In patients with newly diagnosed or relapsed/refractory APL who develop chronic leukocytosis after initiation of treatment, hydroxycarbamide should be administered. Hydroxycarbamide at the appropriate dose should be continued to maintain a white blood cell count of ≤ 10 x 103/μl, and the dose should then be gradually tapered.
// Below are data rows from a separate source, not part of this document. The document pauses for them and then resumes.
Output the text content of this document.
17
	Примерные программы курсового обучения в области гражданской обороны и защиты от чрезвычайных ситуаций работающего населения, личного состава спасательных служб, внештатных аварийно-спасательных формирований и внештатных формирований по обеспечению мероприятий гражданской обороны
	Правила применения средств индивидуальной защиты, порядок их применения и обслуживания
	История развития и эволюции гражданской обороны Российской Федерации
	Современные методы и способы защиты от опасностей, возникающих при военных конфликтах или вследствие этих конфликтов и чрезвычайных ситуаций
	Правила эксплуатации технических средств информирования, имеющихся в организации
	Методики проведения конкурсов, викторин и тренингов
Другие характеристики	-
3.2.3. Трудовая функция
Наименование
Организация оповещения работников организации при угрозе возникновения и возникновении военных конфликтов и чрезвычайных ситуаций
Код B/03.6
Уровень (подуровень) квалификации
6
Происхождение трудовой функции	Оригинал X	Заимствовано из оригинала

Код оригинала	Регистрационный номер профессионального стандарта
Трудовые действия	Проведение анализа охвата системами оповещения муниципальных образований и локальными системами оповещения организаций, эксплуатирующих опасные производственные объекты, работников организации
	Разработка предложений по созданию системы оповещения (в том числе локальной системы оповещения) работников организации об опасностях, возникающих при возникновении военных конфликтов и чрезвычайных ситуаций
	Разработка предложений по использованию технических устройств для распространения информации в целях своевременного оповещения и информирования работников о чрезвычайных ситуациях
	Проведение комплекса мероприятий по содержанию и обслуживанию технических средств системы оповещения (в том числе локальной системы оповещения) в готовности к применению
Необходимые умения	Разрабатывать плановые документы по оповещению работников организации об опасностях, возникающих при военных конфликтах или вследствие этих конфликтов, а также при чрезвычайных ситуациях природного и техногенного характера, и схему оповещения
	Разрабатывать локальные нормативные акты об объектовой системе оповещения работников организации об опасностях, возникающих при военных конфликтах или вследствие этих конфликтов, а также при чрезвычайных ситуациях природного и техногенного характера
Table 1 Recommendations for initiating hydroxycarbamide treatment
White blood cell count
Hydroxycarbamide
10-50 x 103/µl
500 mg four times daily
> 50 x 103/µl
1,000 mg four times daily
Development of secondary primary malignancies
The active substance of Arsenic trioxide Accord, arsenic trioxide, is a human carcinogen. Monitor patients for the development of secondary primary malignancies.
Encephalopathy
Cases of encephalopathy have been reported during treatment with arsenic trioxide. Wernicke's encephalopathy has been reported following arsenic trioxide treatment in patients with vitamin B1 deficiency. After initiation of arsenic trioxide, patients at risk of vitamin B1 deficiency should be carefully monitored for signs and symptoms of encephalopathy. Some cases resolved following vitamin B1 administration.
Excipient with known effect
This medicinal product contains less than 1 mmol sodium (23 mg) per dose, that is to say it is essentially 'sodium-free'.